National mission on biodiesel: a study of science, development and policy processes in India
Abstract
Biofuel has caught the imagination of countries worldwide as a tool for providing
energy security, advancing rural development, promoting environmental sustainability,
mitigating climate change, and enhancing international trade. Developing countries in
particular are said to have much to gain from biofuel. Testimony to the belief in its
ability to deliver a multitude of societal benefits, a number of developing countries have
initiated large-scale biofuel projects. Among them is the Indian National Mission on
Biodiesel.
However, the global tide of enthusiasm behind biofuel is turning. Biofuel has been
named as a culprit in recent and rapid increases in the price of staple foods. Its
environmental credentials have also come under scrutiny, and there are claims that
biofuel will exacerbate, as opposed to mitigate, climate change. The impacts of
international trade in biofuel are also said to be ambiguous. Existing trade regimes are
unable to provide clear guidelines as to how biofuel trade should be governed. There
are suggestions that under current circumstances, biofuel-exporting developing
countries – and small-scale producers in particular – are likely to be disadvantaged
This MPhil thesis is a study of science, policy and development processes around the
National Mission on Biodiesel in India. Empirically, it adds a qualitative account to an
emerging, and largely quantitative, knowledge base on biofuel. Theoretically, it
contributes to the growing convergence of social science disciplines. Science and Technology Studies (STS), itself an interdisciplinary field of scholarship, provides the
starting point for the research. It also draws upon concepts from other subjects –
notably those from Development Studies that explore environmental and natural
resource issues – to augment the analysis. In the process, the thesis provides inputs for
the further evolution of theoretical concepts that span multiple academic traditions.

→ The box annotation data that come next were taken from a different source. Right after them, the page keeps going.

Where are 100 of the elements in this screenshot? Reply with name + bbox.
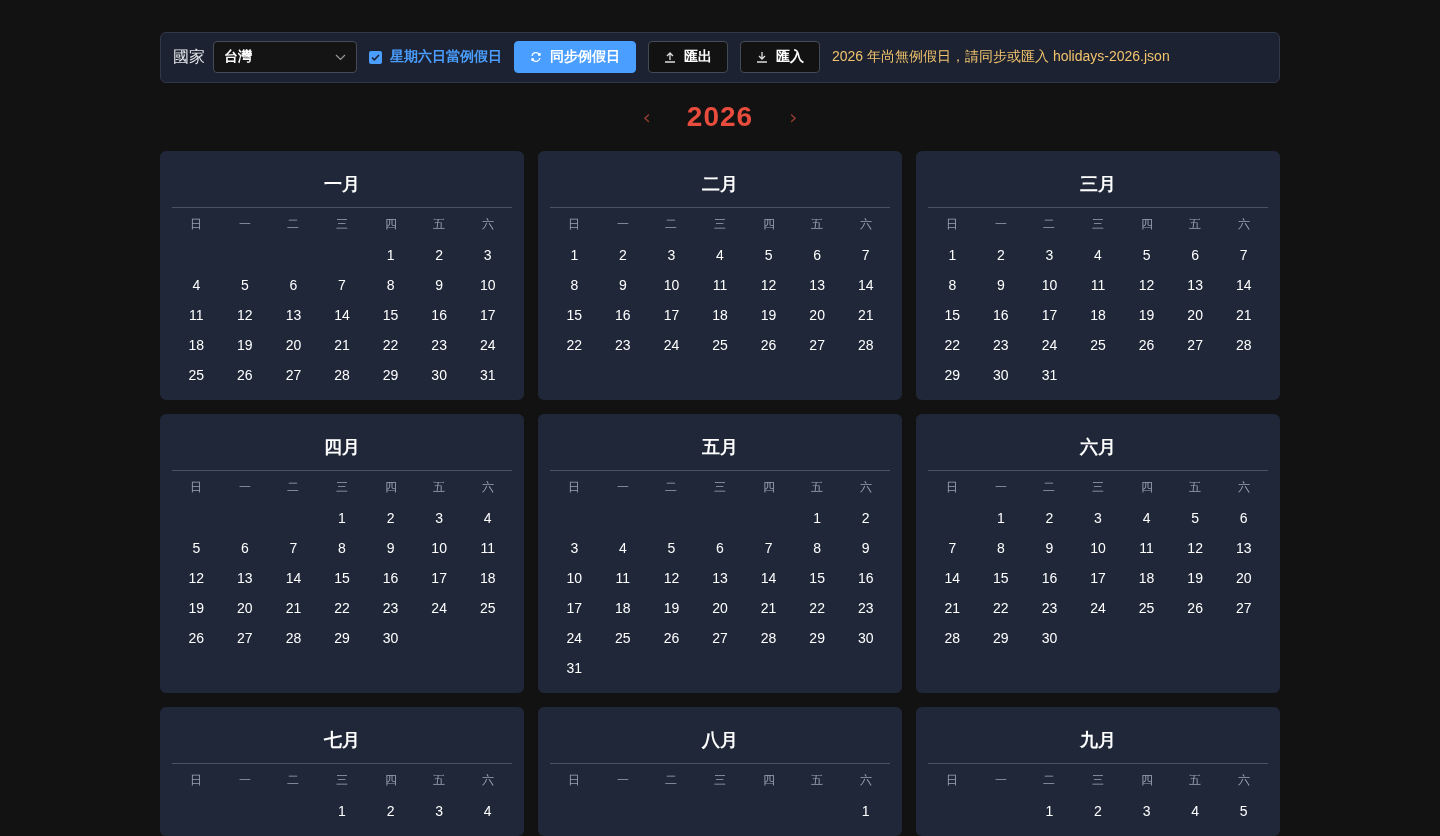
day-cell[interactable]: 21	[1219, 300, 1268, 330]
day-cell[interactable]: 14	[928, 563, 977, 593]
day-cell[interactable]: 1	[841, 796, 890, 826]
day-cell[interactable]: 27	[1170, 330, 1220, 360]
day-cell[interactable]: 13	[792, 270, 842, 300]
import-button[interactable]: 匯入	[740, 41, 820, 74]
day-cell[interactable]: 3	[463, 240, 512, 270]
day-cell[interactable]: 1	[366, 240, 415, 270]
day-cell[interactable]: 18	[695, 300, 745, 330]
weekend-checkbox[interactable]	[369, 50, 382, 64]
day-cell[interactable]: 23	[841, 593, 890, 623]
day-cell[interactable]: 27	[269, 360, 318, 390]
day-cell[interactable]: 10	[463, 270, 512, 300]
day-cell[interactable]: 13	[1170, 270, 1220, 300]
day-cell[interactable]: 15	[366, 300, 415, 330]
day-cell[interactable]: 25	[463, 593, 512, 623]
day-cell[interactable]: 26	[744, 330, 793, 360]
day-cell[interactable]: 15	[976, 563, 1026, 593]
day-cell[interactable]: 11	[1073, 270, 1123, 300]
day-cell[interactable]: 19	[647, 593, 696, 623]
day-cell[interactable]: 2	[976, 240, 1026, 270]
day-cell[interactable]: 28	[928, 623, 977, 653]
day-cell[interactable]: 12	[1170, 533, 1220, 563]
day-cell[interactable]: 3	[647, 240, 696, 270]
day-cell[interactable]: 2	[598, 240, 648, 270]
day-cell[interactable]: 9	[1025, 533, 1074, 563]
day-cell[interactable]: 6	[269, 270, 318, 300]
day-cell[interactable]: 12	[744, 270, 793, 300]
export-button[interactable]: 匯出	[648, 41, 728, 74]
day-cell[interactable]: 18	[598, 593, 648, 623]
day-cell[interactable]: 26	[1170, 593, 1220, 623]
day-cell[interactable]: 5	[744, 240, 793, 270]
day-cell[interactable]: 1	[976, 503, 1026, 533]
day-cell[interactable]: 7	[841, 240, 890, 270]
day-cell[interactable]: 23	[1025, 593, 1074, 623]
day-cell[interactable]: 2	[1025, 503, 1074, 533]
day-cell[interactable]: 10	[550, 563, 599, 593]
day-cell[interactable]: 11	[1122, 533, 1171, 563]
day-cell[interactable]: 10	[414, 533, 464, 563]
day-cell[interactable]: 18	[1122, 563, 1171, 593]
day-cell[interactable]: 16	[976, 300, 1026, 330]
day-cell[interactable]: 21	[269, 593, 318, 623]
day-cell[interactable]: 15	[550, 300, 599, 330]
day-cell[interactable]: 24	[1073, 593, 1123, 623]
day-cell[interactable]: 18	[172, 330, 221, 360]
day-cell[interactable]: 26	[172, 623, 221, 653]
day-cell[interactable]: 30	[1025, 623, 1074, 653]
day-cell[interactable]: 11	[695, 270, 745, 300]
day-cell[interactable]: 13	[220, 563, 270, 593]
day-cell[interactable]: 15	[928, 300, 977, 330]
day-cell[interactable]: 8	[976, 533, 1026, 563]
day-cell[interactable]: 17	[463, 300, 512, 330]
day-cell[interactable]: 14	[841, 270, 890, 300]
day-cell[interactable]: 30	[841, 623, 890, 653]
day-cell[interactable]: 3	[414, 503, 464, 533]
day-cell[interactable]: 2	[1073, 796, 1123, 826]
day-cell[interactable]: 24	[550, 623, 599, 653]
day-cell[interactable]: 19	[220, 330, 270, 360]
day-cell[interactable]: 20	[1170, 300, 1220, 330]
day-cell[interactable]: 16	[841, 563, 890, 593]
day-cell[interactable]: 22	[366, 330, 415, 360]
checkbox-label[interactable]: 星期六日當例假日	[390, 48, 502, 67]
day-cell[interactable]: 16	[598, 300, 648, 330]
day-cell[interactable]: 24	[414, 593, 464, 623]
day-cell[interactable]: 29	[976, 623, 1026, 653]
day-cell[interactable]: 14	[744, 563, 793, 593]
day-cell[interactable]: 25	[1073, 330, 1123, 360]
day-cell[interactable]: 5	[1122, 240, 1171, 270]
day-cell[interactable]: 24	[647, 330, 696, 360]
day-cell[interactable]: 11	[463, 533, 512, 563]
day-cell[interactable]: 30	[366, 623, 415, 653]
day-cell[interactable]: 21	[317, 330, 367, 360]
day-cell[interactable]: 26	[220, 360, 270, 390]
day-cell[interactable]: 29	[792, 623, 842, 653]
day-cell[interactable]: 13	[269, 300, 318, 330]
day-cell[interactable]: 26	[647, 623, 696, 653]
day-cell[interactable]: 27	[1219, 593, 1268, 623]
day-cell[interactable]: 28	[269, 623, 318, 653]
day-cell[interactable]: 16	[1025, 563, 1074, 593]
day-cell[interactable]: 27	[792, 330, 842, 360]
day-cell[interactable]: 7	[269, 533, 318, 563]
day-cell[interactable]: 4	[1170, 796, 1220, 826]
country-select[interactable]: 台灣	[213, 41, 357, 74]
day-cell[interactable]: 2	[366, 796, 415, 826]
day-cell[interactable]: 12	[172, 563, 221, 593]
day-cell[interactable]: 22	[792, 593, 842, 623]
day-cell[interactable]: 3	[1122, 796, 1171, 826]
day-cell[interactable]: 17	[550, 593, 599, 623]
day-cell[interactable]: 7	[928, 533, 977, 563]
day-cell[interactable]: 2	[841, 503, 890, 533]
day-cell[interactable]: 17	[647, 300, 696, 330]
day-cell[interactable]: 25	[172, 360, 221, 390]
day-cell[interactable]: 11	[172, 300, 221, 330]
day-cell[interactable]: 27	[220, 623, 270, 653]
day-cell[interactable]: 19	[1170, 563, 1220, 593]
day-cell[interactable]: 22	[928, 330, 977, 360]
day-cell[interactable]: 23	[976, 330, 1026, 360]
day-cell[interactable]: 31	[463, 360, 512, 390]
day-cell[interactable]: 2	[414, 240, 464, 270]
day-cell[interactable]: 17	[1025, 300, 1074, 330]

The aims of the thesis are threefold. Firstly, it seeks to understand and critically
comment upon the vision of technology and its relationship to society that underpins
biofuel in general, and the National Mission on Biodiesel in particular. Secondly, the
thesis attempts to identify the narratives that are dominant in the National Mission on
Biodiesel, and to explore the processes through which they have become stabilised
given the contention around biofuel. The National Mission on Biodiesel intends to rely
on a complex network of local governance institutions that exists in the Indian
countryside to deliver its rural development benefits. The final aim of the thesis is to
cast the ambitions of the National Mission on Biodiesel against past experiences of
implementing development projects through these institutions. This is in efforts to
make tentative statements about the likelihood of the Mission achieving its goals.
The research reveals a seemingly unquestioning conviction in the ability of biofuel to
transform societies towards pre-defined ends – even in the face of claims to the
contrary. Although such ‘technological determinism’ has been largely discredited by
Science and Technology Studies, the paradigm shows remarkable staying power. With
its tradition of ‘development through modernisation’, the Indian policy context has
been particularly conducive to expert-led, technocratic interventions. One of the
rationales for establishing local governance institutions was to erode this elitedominance
of development initiatives. Despite their intentions, however, such institutions have proved less than effective in enrolling a wider range of stakeholders –
particularly marginalised communities – into development processes. Set against this
backdrop, the ‘pro-poor’ outcomes of the National Mission on Biodiesel appear elusive.